Specifically, the above-mentioned image data includes at least one of the following: CTA image, CTP image, DSA image, OCT image and IVUS image. Of course, the image data may also be other types of image data other than CTA images, CTP images, DSA images, OCT images and IVUS images.

Specifically, the above-mentioned functional index includes at least one of the following: FFR, iFR, RFR, IMR and WSS. Of course, the functional index can also be other types of functional index other than FFR, iFR, RFR, IMR and WSS.

In the above solution, the first acquisition unit acquires image data of the blood vessel to be measured, the second acquisition unit acquires the central arterial pressure of the blood vessel to be measured by using a non-invasive measurement method, and the first determination unit determines the blood vessel to be measured according to at least the image data and the central arterial pressure. According to the internal pressure and flow velocity, the first determination unit determines the functional index of the blood vessel to be measured according to the internal pressure and flow velocity, and realizes the non-invasive and accurate detection of the physiological functional index of the coronary artery.

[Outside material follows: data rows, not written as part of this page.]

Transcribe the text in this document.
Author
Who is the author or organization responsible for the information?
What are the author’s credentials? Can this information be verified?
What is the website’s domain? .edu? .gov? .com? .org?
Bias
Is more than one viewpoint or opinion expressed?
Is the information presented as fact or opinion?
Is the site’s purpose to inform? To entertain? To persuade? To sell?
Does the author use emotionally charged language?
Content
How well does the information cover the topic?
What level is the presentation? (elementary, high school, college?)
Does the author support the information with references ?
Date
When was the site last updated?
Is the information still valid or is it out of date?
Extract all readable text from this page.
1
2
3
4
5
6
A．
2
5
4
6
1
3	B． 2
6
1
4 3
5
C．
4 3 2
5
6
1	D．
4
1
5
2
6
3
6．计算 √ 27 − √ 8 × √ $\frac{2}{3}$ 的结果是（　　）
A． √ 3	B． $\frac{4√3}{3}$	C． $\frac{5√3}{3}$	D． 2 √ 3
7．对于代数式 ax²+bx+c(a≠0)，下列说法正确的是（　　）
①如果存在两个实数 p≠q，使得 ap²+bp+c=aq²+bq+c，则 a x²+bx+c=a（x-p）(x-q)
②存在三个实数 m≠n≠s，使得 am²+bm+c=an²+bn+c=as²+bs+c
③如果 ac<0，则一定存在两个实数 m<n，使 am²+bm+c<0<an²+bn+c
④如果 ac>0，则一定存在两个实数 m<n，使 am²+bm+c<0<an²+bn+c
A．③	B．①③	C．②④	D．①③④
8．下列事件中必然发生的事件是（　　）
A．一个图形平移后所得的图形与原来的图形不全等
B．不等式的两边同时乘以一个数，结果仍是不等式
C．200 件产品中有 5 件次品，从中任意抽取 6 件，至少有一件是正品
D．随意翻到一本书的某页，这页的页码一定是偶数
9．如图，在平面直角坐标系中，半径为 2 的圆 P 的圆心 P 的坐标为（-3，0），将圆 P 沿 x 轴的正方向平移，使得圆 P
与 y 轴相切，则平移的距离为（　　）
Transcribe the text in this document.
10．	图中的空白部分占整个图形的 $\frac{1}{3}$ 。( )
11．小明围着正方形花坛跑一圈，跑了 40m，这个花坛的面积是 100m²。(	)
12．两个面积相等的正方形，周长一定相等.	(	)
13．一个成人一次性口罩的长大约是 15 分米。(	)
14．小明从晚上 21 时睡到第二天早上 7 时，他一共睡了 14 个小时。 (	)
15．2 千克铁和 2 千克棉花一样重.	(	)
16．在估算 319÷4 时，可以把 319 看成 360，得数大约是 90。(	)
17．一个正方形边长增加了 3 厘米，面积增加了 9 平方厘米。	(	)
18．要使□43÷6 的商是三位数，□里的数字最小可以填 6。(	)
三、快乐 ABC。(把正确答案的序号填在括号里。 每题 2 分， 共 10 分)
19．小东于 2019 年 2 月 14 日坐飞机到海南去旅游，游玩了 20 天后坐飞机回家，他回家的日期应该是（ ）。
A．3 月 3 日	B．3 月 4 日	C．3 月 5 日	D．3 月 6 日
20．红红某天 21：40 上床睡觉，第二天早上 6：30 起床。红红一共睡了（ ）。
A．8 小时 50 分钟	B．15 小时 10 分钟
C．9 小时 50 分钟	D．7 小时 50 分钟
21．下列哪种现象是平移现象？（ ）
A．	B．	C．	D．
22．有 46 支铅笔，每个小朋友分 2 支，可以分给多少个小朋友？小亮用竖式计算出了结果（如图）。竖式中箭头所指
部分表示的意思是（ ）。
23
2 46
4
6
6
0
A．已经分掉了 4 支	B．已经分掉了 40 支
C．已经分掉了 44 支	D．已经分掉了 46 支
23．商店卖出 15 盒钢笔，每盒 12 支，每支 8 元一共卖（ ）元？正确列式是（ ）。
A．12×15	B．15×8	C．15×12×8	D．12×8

In some embodiments of the present disclosure, the second acquisition unit includes a first acquisition unit and a first calculation unit, the first acquisition unit is configured to acquire brachial artery pressure, radial artery pressure and carotid artery pressure by using the above-mentioned non-invasive measurement method; the first The calculation unit is configured to calculate the central arterial pressure based on at least one of the brachial artery pressure, the radial artery pressure, and the carotid artery pressure. Specifically, the brachial artery pressure waveform, the radial artery pressure waveform, and the carotid artery pressure waveform can be acquired by non-invasive measurement, and then the above-mentioned center is calculated according to at least one of the brachial artery pressure waveform, the radial artery pressure waveform, and the carotid artery pressure waveform. Arterial pressure for accurate central arterial pressure.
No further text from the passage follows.